Quatro anos após a amarga frustração de não integrar a lista final para a Copa do Mundo no Catar, o atacante Matheus Cunha vive uma redenção notável. Em sua estreia como titular em um Mundial, o jogador do Manchester United foi o grande destaque da vitória brasileira por 3 a 0 sobre o Haiti, na Filadélfia, ao marcar dois gols decisivos. Sua performance não apenas garantiu ao Brasil a liderança do Grupo C, mas também simbolizou uma virada pessoal impressionante em sua carreira.

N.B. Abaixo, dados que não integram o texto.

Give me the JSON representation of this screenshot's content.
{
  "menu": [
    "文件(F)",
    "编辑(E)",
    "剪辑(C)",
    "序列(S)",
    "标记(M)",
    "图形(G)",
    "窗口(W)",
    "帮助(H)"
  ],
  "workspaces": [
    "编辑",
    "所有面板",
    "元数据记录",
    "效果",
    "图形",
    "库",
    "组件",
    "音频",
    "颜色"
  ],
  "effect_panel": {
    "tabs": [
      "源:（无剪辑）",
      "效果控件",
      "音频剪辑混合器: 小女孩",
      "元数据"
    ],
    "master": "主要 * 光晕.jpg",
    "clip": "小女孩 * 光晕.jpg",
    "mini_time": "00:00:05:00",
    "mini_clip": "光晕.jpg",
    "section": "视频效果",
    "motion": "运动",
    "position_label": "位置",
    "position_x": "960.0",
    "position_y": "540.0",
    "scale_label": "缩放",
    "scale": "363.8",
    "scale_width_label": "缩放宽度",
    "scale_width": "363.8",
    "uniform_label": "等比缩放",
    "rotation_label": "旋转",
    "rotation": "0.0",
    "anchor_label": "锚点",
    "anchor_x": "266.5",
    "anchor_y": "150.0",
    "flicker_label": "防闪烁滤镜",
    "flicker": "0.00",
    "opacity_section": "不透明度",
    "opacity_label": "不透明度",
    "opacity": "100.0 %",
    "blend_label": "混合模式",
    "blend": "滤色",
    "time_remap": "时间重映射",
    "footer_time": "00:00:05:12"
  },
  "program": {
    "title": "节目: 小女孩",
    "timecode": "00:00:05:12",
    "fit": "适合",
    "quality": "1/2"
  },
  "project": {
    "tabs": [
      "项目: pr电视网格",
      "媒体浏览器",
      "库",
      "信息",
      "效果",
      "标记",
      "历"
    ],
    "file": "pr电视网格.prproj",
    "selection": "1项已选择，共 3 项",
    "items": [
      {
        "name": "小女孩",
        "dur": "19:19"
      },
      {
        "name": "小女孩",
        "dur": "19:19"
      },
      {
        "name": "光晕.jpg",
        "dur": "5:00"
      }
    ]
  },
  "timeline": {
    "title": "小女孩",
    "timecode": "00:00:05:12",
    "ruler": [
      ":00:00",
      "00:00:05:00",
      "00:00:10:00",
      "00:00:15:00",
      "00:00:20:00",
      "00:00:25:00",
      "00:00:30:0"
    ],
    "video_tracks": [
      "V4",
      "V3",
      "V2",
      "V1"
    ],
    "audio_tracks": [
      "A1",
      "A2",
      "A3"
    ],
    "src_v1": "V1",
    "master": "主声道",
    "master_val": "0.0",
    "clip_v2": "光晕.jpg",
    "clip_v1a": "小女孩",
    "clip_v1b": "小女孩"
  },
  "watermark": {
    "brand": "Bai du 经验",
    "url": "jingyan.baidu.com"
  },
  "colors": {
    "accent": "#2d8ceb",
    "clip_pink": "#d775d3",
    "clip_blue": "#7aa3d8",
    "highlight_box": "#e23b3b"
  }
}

O Renascimento de um Sonho: A Jornada de Matheus Cunha
A emoção de Matheus Cunha transbordou ao final da partida contra o Haiti. Em entrevista coletiva, o atacante refletiu sobre o contraste entre a expectativa da Copa anterior e o presente glorioso: "Não estar na outra Copa, imaginar que poderia ser tão maravilhoso e estar aqui, fazendo o possível para que realmente seja. Não há nada mais gratificante do que estar realizando este sonho". Embora ostente a icônica camisa 9 da Seleção Brasileira, Cunha se diferencia dos tradicionais centroavantes. Sua característica é atuar de forma mais móvel, abrindo espaços e participando da construção ofensiva, uma estratégia que provou ser eficaz no confronto e que justificou sua escalação em detrâs de Igor Thiago, um jogador com maior presença de área.
A Força da União e o 'Grupo de Amigos' da Seleção
O espírito de equipe na concentração brasileira transcende a competição interna, evidenciado por um momento que chamou a atenção: o primeiro a abraçar Matheus Cunha após seu gol inicial foi justamente Igor Thiago, o jogador que ele substituía no time titular. Esse gesto é, para Cunha, a prova de uma atmosfera especial. "É um grupo de amigos mesmo. E é duro ser amigo em meio a uma competitividade tão grande. A gente se une, torce genuinamente um pelo outro. No outro jogo, torci muito pelo Igor. Essa união torna mais fácil absorver tudo da forma mais positiva. Sem dúvidas, é legal ser da forma que é. Quebra paradigmas e crescemos juntos", afirmou o atacante, ressaltando o ambiente de apoio mútuo que impulsiona o desempenho coletivo.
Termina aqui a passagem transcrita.